The sun beat down on Ida’s magnificent garden. Coronation Street was a million miles away. Frank and I stretched out in deck chairs. We were amid a profusion of flowers which would not have disgraced Kew Gardens.
Lupins, violas, peonies, oriental poppies and thousands of roses. That’s Noël’s garden. She’s got the lot.
Before Frank had time to tell us a tale — he’s an ex Navy type — Noël called us indoors for tea.
“’Ave a cuppa, luv.” she said. The Roedean accent had developed more than a tang of Coronation Street. She poured the tea and asked: “What do you think of it, all this like?
“Not bad, is it? Not considering it cost us only £900. That includes nearly an acre of land. ’Course, the roof needed re-thatching, but a local lad did that. He liked the look of us, thought we would take care of the old place, and charged us rock bottom.
“Then there was the garden. It was a jungle of nettles when we took it over, but you wouldn’t think so now, would you, luv?
“My husband (Noël meant her real-life husband, actor Kenneth Edwards) is a keen gardener, and so am I. We did it all ourselves.
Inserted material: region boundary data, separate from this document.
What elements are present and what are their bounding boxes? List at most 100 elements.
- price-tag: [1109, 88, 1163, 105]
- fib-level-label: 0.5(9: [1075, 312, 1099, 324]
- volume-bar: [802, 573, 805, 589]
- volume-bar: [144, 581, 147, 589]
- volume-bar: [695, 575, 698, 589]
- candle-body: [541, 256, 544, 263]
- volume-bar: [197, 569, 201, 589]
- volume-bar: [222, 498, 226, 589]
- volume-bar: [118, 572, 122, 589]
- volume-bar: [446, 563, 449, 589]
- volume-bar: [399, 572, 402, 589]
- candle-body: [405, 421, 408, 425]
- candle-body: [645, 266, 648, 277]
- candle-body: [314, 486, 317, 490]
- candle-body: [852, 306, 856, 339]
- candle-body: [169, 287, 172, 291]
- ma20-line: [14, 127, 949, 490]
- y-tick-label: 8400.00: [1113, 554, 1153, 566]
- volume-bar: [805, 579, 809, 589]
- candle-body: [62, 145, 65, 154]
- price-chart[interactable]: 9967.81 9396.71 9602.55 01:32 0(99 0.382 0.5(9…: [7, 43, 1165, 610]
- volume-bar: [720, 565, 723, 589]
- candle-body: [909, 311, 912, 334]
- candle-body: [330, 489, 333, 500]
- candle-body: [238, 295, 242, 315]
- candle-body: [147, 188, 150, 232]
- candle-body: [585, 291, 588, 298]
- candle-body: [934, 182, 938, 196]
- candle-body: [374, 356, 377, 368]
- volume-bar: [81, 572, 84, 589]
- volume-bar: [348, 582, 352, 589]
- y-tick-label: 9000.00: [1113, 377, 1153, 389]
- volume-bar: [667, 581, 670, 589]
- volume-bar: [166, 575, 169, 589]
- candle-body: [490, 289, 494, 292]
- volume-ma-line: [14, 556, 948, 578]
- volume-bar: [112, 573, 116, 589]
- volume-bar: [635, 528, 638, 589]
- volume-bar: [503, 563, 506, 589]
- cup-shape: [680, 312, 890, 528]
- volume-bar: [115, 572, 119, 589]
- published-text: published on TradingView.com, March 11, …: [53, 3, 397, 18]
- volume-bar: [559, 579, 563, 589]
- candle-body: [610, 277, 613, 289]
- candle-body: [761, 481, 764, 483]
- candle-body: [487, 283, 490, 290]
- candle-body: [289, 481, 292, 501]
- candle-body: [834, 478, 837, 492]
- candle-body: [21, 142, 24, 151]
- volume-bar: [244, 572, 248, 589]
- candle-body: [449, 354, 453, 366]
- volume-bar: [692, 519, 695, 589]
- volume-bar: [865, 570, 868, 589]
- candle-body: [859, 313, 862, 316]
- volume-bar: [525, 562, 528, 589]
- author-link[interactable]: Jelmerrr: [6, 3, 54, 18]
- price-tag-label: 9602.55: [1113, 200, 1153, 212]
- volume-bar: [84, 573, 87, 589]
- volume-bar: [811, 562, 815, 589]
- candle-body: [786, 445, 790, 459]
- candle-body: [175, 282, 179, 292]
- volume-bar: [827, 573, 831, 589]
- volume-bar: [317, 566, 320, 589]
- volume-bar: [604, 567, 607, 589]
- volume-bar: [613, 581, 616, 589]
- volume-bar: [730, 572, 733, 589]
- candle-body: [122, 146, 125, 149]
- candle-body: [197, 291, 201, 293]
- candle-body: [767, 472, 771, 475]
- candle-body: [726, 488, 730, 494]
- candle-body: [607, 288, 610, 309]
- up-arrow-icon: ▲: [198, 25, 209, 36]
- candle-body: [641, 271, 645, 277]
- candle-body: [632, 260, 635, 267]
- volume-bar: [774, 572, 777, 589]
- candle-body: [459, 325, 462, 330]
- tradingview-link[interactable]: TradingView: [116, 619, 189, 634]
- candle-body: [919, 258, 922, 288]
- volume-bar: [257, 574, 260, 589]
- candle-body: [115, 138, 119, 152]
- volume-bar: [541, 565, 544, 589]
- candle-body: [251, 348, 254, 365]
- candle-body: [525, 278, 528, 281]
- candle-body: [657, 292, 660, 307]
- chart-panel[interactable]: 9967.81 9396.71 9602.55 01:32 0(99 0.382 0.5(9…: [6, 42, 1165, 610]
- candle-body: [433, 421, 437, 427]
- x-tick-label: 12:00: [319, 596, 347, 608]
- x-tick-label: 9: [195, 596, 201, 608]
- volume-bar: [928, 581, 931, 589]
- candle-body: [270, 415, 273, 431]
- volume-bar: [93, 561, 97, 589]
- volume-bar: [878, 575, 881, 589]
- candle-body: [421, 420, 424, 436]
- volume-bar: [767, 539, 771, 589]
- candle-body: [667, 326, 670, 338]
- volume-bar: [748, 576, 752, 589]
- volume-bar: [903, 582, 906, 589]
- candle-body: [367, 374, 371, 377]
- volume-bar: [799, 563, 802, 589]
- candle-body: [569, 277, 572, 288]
It nearly broke our backs, but it was worth it.”
I asked if the Duddenhoe End villagers knew she had become a national character on ITV.
“I don’t think the people down here realise it’s me.” she said. “In the North, of course, it’s another story.
“I dare not go into a big departmental store in Manchester — unless I’ve got the time to answer hundreds of questions. Everybody in the North seems to know me.
“In a Market-street store in Manchester a few weeks ago, a nice little woman came up and asked me, ‘You Ida Barlow?’
“I nodded. ‘Ow’s your mother, luv?’ she asked.
“‘She’s fine,’ I said. ‘Why?’ Then it dawned. The woman meant my TV mother, who had been reported ill in a recent episode.
“I recovered quickly — hiding the shock that something might be wrong with real mother — and said: ‘Oh, she’s much better, thank you, luv.'”
Noël finished her tea and showed us round the low-beamed cottage. We were pounced upon by three madly frisky toy poodles — Lucy, six, Emily, three, and tiny Polly, nine months.
“Meet the rest of the family,” said Noël. “You know, there are few women with a family like mine. Between Coronation Street and real life I have two husbands, two mothers, two sons, a stepdaughter and three dogs. Then there are Jean Marlow, Frank Pemberton’s real wife, and their two-year-old daughter, Penny. They’ve almost become part of my own family. I’m lucky. Yes, really lucky, luv.”
Jean, who is a disc jockey with a Continental radio programme, smiled. They were like sisters.
As I drove away from Rose Cottage I felt that although the setting was in complete contrast to the late-Victorian starkness of Coronation Street the people were the same. Real, warm, homely people.